A5. Is there an enterprise-wide LAN? (i.e. a service that provides file
sharing, printing, etc.) If so, what product is used? If not, what are the
most prevalent LAN technologies in use and how extensive is their campus-wide
coordination? Does the campus have a statement of direction in this area?
A6. What applications will be the first to be directory-enabled? Why were
they chosen?
A7. For "Source systems" (Student Information Systems, Personnel, etc.), which
provide data *to* the directory? Which will allow data to be updated
*from* the
directory? What are the guidelines for this data exchange?
A8. Do you have a person registry? If so, is it thin (an identifier
resolution
service) or thick (a database that holds a significant amount of individual
information, and for which the directory may serve as a queriable
expression)? An object registry (i.e. a database that holds information
about
servers, printers, groups, etc.)? What function(s) do these registries play
within your architecture?
B. Political
Ownership and control of information are major issues within most campuses.
Ownership of data is often fuzzy, distributed within multicampus systems,
departmental authorities, etc. Access rights, for viewing or updating
information, are unclear. The building of middleware infrastructure requires
leadership and advocacy, consideration of legal issues, and collaboration
among
political powers and major IT players.
B1. Briefly describe your campus environment (single/multicampus, medical
school, role and mission, extenuating circumstances). In general, what
determines whether services are centralized or distributed?

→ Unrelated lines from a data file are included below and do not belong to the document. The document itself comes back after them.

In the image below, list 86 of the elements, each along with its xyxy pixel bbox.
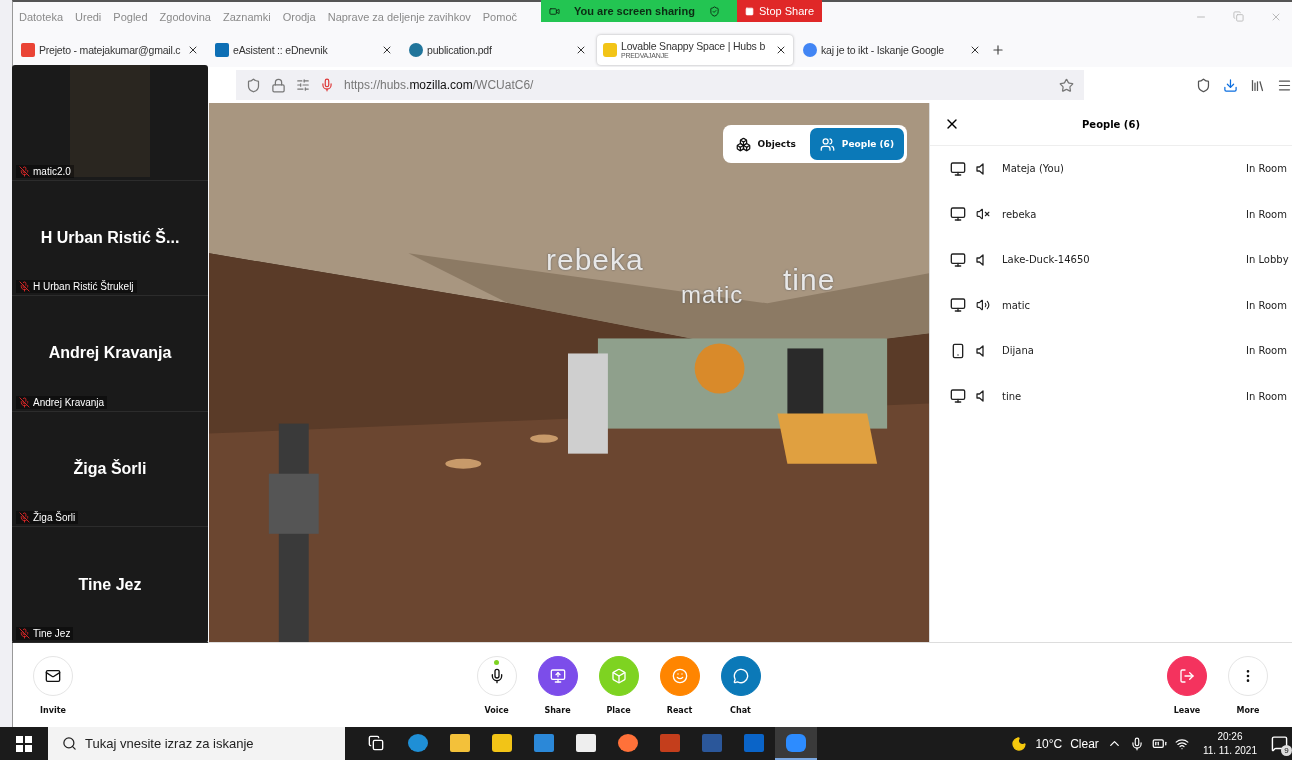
- avatar-name-tag: rebeka: [546, 243, 644, 277]
- bookmark-star-icon[interactable]: [1059, 77, 1075, 93]
- microphone-icon[interactable]: [1129, 736, 1144, 751]
- notifications-icon[interactable]: [1271, 735, 1288, 752]
- person-status: In Room: [1246, 345, 1288, 357]
- participant-name: H Urban Ristić Š...: [40, 228, 180, 247]
- participant-name: Žiga Šorli: [73, 460, 147, 479]
- cubes-icon: [735, 136, 751, 152]
- pocket-icon[interactable]: [1196, 77, 1212, 93]
- person-status: In Room: [1246, 163, 1288, 175]
- microphone-icon: [320, 78, 334, 92]
- task-view-icon: [368, 734, 384, 751]
- stop-icon: [745, 6, 754, 16]
- monitor-icon: [950, 160, 966, 177]
- avatar-name-tag: tine: [783, 263, 836, 297]
- people-icon: [819, 136, 835, 152]
- monitor-icon: [950, 388, 966, 405]
- address-bar[interactable]: https://hubs.mozilla.com/WCUatC6/: [236, 70, 1085, 100]
- monitor-icon: [950, 206, 966, 223]
- browser-tab[interactable]: Prejeto - matejakumar@gmail.c: [15, 34, 205, 65]
- person-name: tine: [1002, 390, 1023, 402]
- taskbar-clock[interactable]: 20:26 11. 11. 2021: [1202, 729, 1257, 758]
- tab-title: kaj je to ikt - Iskanje Google: [821, 43, 945, 56]
- windows-logo-icon: [16, 735, 32, 752]
- new-tab-icon[interactable]: [991, 42, 1005, 57]
- search-icon: [62, 736, 77, 751]
- participant-label: Tine Jez: [33, 627, 71, 639]
- browser-tab[interactable]: kaj je to ikt - Iskanje Google: [797, 34, 987, 65]
- person-name: Mateja (You): [1002, 163, 1065, 175]
- wifi-icon[interactable]: [1174, 736, 1189, 751]
- monitor-icon: [950, 251, 966, 268]
- menu-item[interactable]: Pogled: [113, 11, 148, 23]
- person-row[interactable]: Lake-Duck-14650 In Lobby: [930, 237, 1292, 283]
- permissions-icon: [296, 78, 310, 92]
- taskbar-search-field[interactable]: Tukaj vnesite izraz za iskanje: [48, 727, 345, 760]
- participant-name: Andrej Kravanja: [48, 344, 172, 363]
- download-icon[interactable]: [1223, 77, 1239, 93]
- toggle-button[interactable]: People (6): [809, 128, 904, 160]
- participant-label: Andrej Kravanja: [33, 396, 105, 408]
- participant-label: H Urban Ristić Štrukelj: [33, 281, 134, 293]
- notification-count: 9: [1281, 745, 1292, 756]
- monitor-icon: [950, 297, 966, 314]
- participant-name: Tine Jez: [78, 575, 142, 594]
- browser-tab[interactable]: publication.pdf: [403, 34, 593, 65]
- stop-share-button[interactable]: Stop Share: [737, 0, 823, 22]
- sharing-status-text: You are screen sharing: [574, 5, 695, 17]
- weather-text: Clear: [1070, 736, 1099, 751]
- cube-icon: [610, 667, 627, 684]
- tab-title: eAsistent :: eDnevnik: [233, 43, 329, 56]
- person-status: In Room: [1246, 208, 1288, 220]
- menu-icon[interactable]: [1277, 77, 1292, 93]
- chat-bubble-icon: [732, 667, 749, 684]
- panel-title: People (6): [1081, 118, 1141, 130]
- screen-share-icon: [549, 667, 566, 684]
- moon-icon: [1011, 735, 1028, 752]
- camera-icon: [549, 5, 560, 17]
- circle-logo-icon: [409, 42, 423, 57]
- person-name: Lake-Duck-14650: [1002, 254, 1091, 266]
- tab-title: Prejeto - matejakumar@gmail.c: [39, 43, 182, 56]
- person-row[interactable]: Mateja (You) In Room: [930, 146, 1292, 192]
- person-row[interactable]: matic In Room: [930, 282, 1292, 328]
- battery-icon[interactable]: [1151, 736, 1167, 751]
- tab-title: publication.pdf: [427, 43, 493, 56]
- phone-icon: [950, 342, 966, 359]
- person-status: In Room: [1246, 299, 1288, 311]
- exit-icon: [1179, 667, 1195, 684]
- person-name: rebeka: [1002, 208, 1038, 220]
- smiley-icon: [671, 667, 688, 684]
- person-status: In Lobby: [1246, 254, 1290, 266]
- person-name: matic: [1002, 299, 1032, 311]
- participant-label: Žiga Šorli: [33, 512, 76, 524]
- person-status: In Room: [1246, 390, 1288, 402]
- shield-icon: [246, 77, 261, 93]
- participant-label: matic2.0: [33, 165, 71, 177]
- app-logo-icon: [215, 42, 229, 57]
- lock-icon: [271, 77, 286, 93]
- person-row[interactable]: tine In Room: [930, 373, 1292, 419]
- person-name: Dijana: [1002, 345, 1035, 357]
- shield-icon: [708, 5, 720, 17]
- temperature-text: 10°C: [1035, 736, 1063, 751]
- tab-title: Lovable Snappy Space | Hubs b: [621, 40, 767, 52]
- library-icon[interactable]: [1250, 77, 1266, 93]
- person-row[interactable]: Dijana In Room: [930, 328, 1292, 374]
- avatar-name-tag: matic: [681, 281, 744, 309]
- browser-tab[interactable]: eAsistent :: eDnevnik: [209, 34, 399, 65]
- person-row[interactable]: rebeka In Room: [930, 191, 1292, 237]
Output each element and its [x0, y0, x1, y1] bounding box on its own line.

B2. Briefly describe the organization of the IT functions on campus
(Telecommunications, Administrative Computing, Academic Computing, academic
department technical staff reporting lines, Libraries, etc.)

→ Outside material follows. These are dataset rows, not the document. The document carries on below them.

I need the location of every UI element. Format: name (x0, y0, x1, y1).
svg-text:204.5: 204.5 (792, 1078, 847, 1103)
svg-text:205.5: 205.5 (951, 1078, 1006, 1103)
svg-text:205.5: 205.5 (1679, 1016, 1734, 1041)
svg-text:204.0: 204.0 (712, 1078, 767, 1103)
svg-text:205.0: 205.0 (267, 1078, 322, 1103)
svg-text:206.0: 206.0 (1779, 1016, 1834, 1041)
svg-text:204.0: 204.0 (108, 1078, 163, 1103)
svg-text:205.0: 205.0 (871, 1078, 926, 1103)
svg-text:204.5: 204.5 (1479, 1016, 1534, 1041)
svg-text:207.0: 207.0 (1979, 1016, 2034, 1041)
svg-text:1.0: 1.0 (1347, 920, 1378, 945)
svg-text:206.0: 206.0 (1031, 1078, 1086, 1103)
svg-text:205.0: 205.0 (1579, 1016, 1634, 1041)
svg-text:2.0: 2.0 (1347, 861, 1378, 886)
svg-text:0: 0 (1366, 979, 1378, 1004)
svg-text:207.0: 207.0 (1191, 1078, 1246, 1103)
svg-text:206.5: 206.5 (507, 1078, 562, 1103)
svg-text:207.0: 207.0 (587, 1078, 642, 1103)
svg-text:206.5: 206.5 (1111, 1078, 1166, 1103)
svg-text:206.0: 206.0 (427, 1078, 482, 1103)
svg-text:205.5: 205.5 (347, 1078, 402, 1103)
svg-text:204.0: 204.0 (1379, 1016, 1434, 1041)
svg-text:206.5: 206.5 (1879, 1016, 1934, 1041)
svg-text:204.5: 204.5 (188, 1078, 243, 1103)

B3. Are there clear institutional policies or guidelines on who owns and who
can access student information? If so, can you supply a pointer to them? Who
enforces the guidelines and how?
B4. Are there clear institutional guidelines on who owns and accesses
personnel data? Alumni records? Medical and patient records (if applicable)?

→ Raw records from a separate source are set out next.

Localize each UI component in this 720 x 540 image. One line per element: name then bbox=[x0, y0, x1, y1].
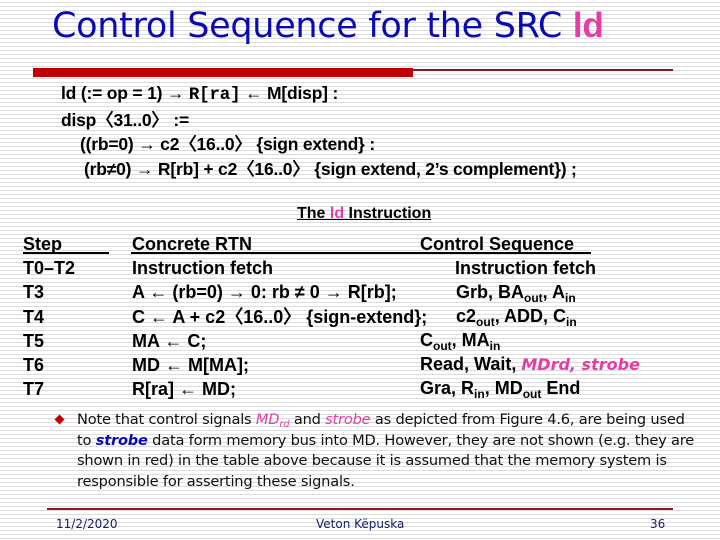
note-md: MD bbox=[255, 411, 280, 428]
table-caption: The ld Instruction bbox=[297, 205, 431, 223]
rtn-cell: MA ← C; bbox=[132, 330, 207, 351]
title-highlight: ld bbox=[572, 6, 604, 45]
control-subscript: out bbox=[476, 315, 495, 329]
control-text: End bbox=[541, 378, 581, 398]
step-cell: T0–T2 bbox=[23, 258, 76, 279]
note-strobe-emphasis: strobe bbox=[95, 431, 148, 449]
rtn-cell: Instruction fetch bbox=[132, 258, 274, 279]
rtn-register: R[ra] bbox=[188, 85, 241, 105]
note-text: Note that control signals bbox=[77, 411, 256, 428]
step-cell: T6 bbox=[23, 355, 45, 376]
note-rd-subscript: rd bbox=[279, 419, 290, 430]
rtn-text: ← M[disp] : bbox=[240, 83, 339, 103]
control-text: Grb, BA bbox=[456, 282, 525, 302]
footer-divider bbox=[47, 508, 673, 510]
rtn-cell: R[ra] ← MD; bbox=[132, 379, 236, 400]
control-subscript: in bbox=[474, 387, 485, 401]
step-cell: T3 bbox=[23, 282, 45, 303]
control-cell: Gra, Rin, MDout End bbox=[420, 376, 580, 400]
note-text: data form memory bus into MD. However, t… bbox=[77, 431, 695, 490]
control-text: , ADD, C bbox=[494, 306, 567, 326]
control-text: Gra, R bbox=[420, 378, 475, 398]
footer-date: 11/2/2020 bbox=[56, 517, 118, 531]
rtn-line-3: ((rb=0) → c2〈16..0〉 {sign extend} : bbox=[80, 134, 375, 154]
note-strobe-highlight: strobe bbox=[325, 411, 371, 428]
step-cell: T4 bbox=[23, 306, 45, 327]
caption-highlight: ld bbox=[329, 205, 345, 222]
header-control: Control Sequence bbox=[420, 234, 575, 254]
control-cell: c2out, ADD, Cin bbox=[456, 304, 577, 328]
rtn-cell: C ← A + c2〈16..0〉 {sign-extend}; bbox=[132, 306, 428, 327]
rtn-cell: MD ← M[MA]; bbox=[132, 355, 249, 376]
note-md-rd: MDrd bbox=[255, 411, 290, 430]
header-step: Step bbox=[23, 234, 63, 254]
title-underline-accent bbox=[33, 68, 413, 77]
diamond-bullet-icon bbox=[54, 414, 65, 425]
control-subscript: in bbox=[565, 291, 576, 305]
slide-title: Control Sequence for the SRC ld bbox=[52, 6, 604, 46]
control-text: , A bbox=[542, 282, 566, 302]
rtn-cell: A ← (rb=0) → 0: rb ≠ 0 → R[rb]; bbox=[132, 282, 397, 303]
control-subscript: out bbox=[524, 291, 543, 305]
footer-author: Veton Këpuska bbox=[316, 517, 405, 531]
control-text: c2 bbox=[456, 306, 477, 326]
control-cell: Grb, BAout, Ain bbox=[456, 280, 576, 304]
rtn-line-4: (rb≠0) → R[rb] + c2〈16..0〉 {sign extend,… bbox=[84, 159, 577, 179]
rtn-line-1: ld (:= op = 1) → R[ra] ← M[disp] : bbox=[61, 83, 338, 105]
footer-page-number: 36 bbox=[650, 517, 666, 531]
control-text: Read, Wait, bbox=[420, 354, 522, 374]
control-subscript: in bbox=[489, 339, 501, 353]
control-text: , MD bbox=[484, 378, 523, 398]
control-text: , MA bbox=[451, 330, 490, 350]
step-cell: T5 bbox=[23, 330, 45, 351]
control-subscript: out bbox=[522, 387, 542, 401]
control-cell: Cout, MAin bbox=[420, 328, 500, 352]
rtn-column: Concrete RTN Instruction fetch A ← (rb=0… bbox=[132, 232, 427, 401]
step-cell: T7 bbox=[23, 379, 45, 400]
caption-text: Instruction bbox=[344, 205, 432, 222]
control-cell: Read, Wait, MDrd, strobe bbox=[420, 352, 640, 377]
rtn-text: ld (:= op = 1) → bbox=[61, 83, 189, 103]
control-text: C bbox=[420, 330, 433, 350]
control-highlight: MDrd, strobe bbox=[521, 355, 640, 374]
control-cell: Instruction fetch bbox=[455, 258, 597, 278]
caption-text: The bbox=[297, 205, 330, 222]
rtn-line-2: disp〈31..0〉 := bbox=[61, 110, 190, 130]
title-text: Control Sequence for the SRC bbox=[52, 6, 573, 46]
note-text: and bbox=[289, 411, 326, 428]
step-column: Step T0–T2 T3 T4 T5 T6 T7 bbox=[23, 232, 75, 401]
control-subscript: out bbox=[433, 339, 452, 353]
control-subscript: in bbox=[566, 315, 577, 329]
header-rtn: Concrete RTN bbox=[132, 234, 253, 254]
note-paragraph: Note that control signals MDrd and strob… bbox=[77, 410, 697, 492]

Library materials? Who enforces the guidelines and how?
B5. Are there clear institutional guidelines on who can have email accounts,
have access to modem pools, etc.?
B6. Have you given thought to the trust models that might be used for PKI
within campus? If so, please explain.
B7. Are there policies or standards on naming objects (eg printers and file
servers) and naming groups (eg mail lists)?
B8. Who is the campus champion for the effort? Why?
B9. Are there key players outside the IT department who are behind your
efforts? If so, what departments are they in? What support do they offer
(financial, technical resources, political, etc.)?
C. Financial
There are real costs (in time and in money), and real savings, associated with
deploying an enterprise-wide coherent middleware infrastructure. These
financial impacts affect both central IT organizations and departmental level
resources. Monetary costs include systems and software, design and
engineering
the middleware infrastructure, operating costs, interfaces with legacy
systems,
and provisioning clients. Time costs include leadership, technical design
staff, operating staff, and user support. Cost savings occur in reduced data
entry, easier data administration, quicker application development, and lower
user complexity issues.
C1. How has the campus traditionally funded infrastructural improvements? Are
one-time and continuing costs handled differently?
C2. How does the campus intend to fund the out-of-pocket expenses associated
with middleware?
C3. How will the campus address the time commitments required at the
departmental level?
C4. Will the campus make an effort to recover the cost savings? If so, how?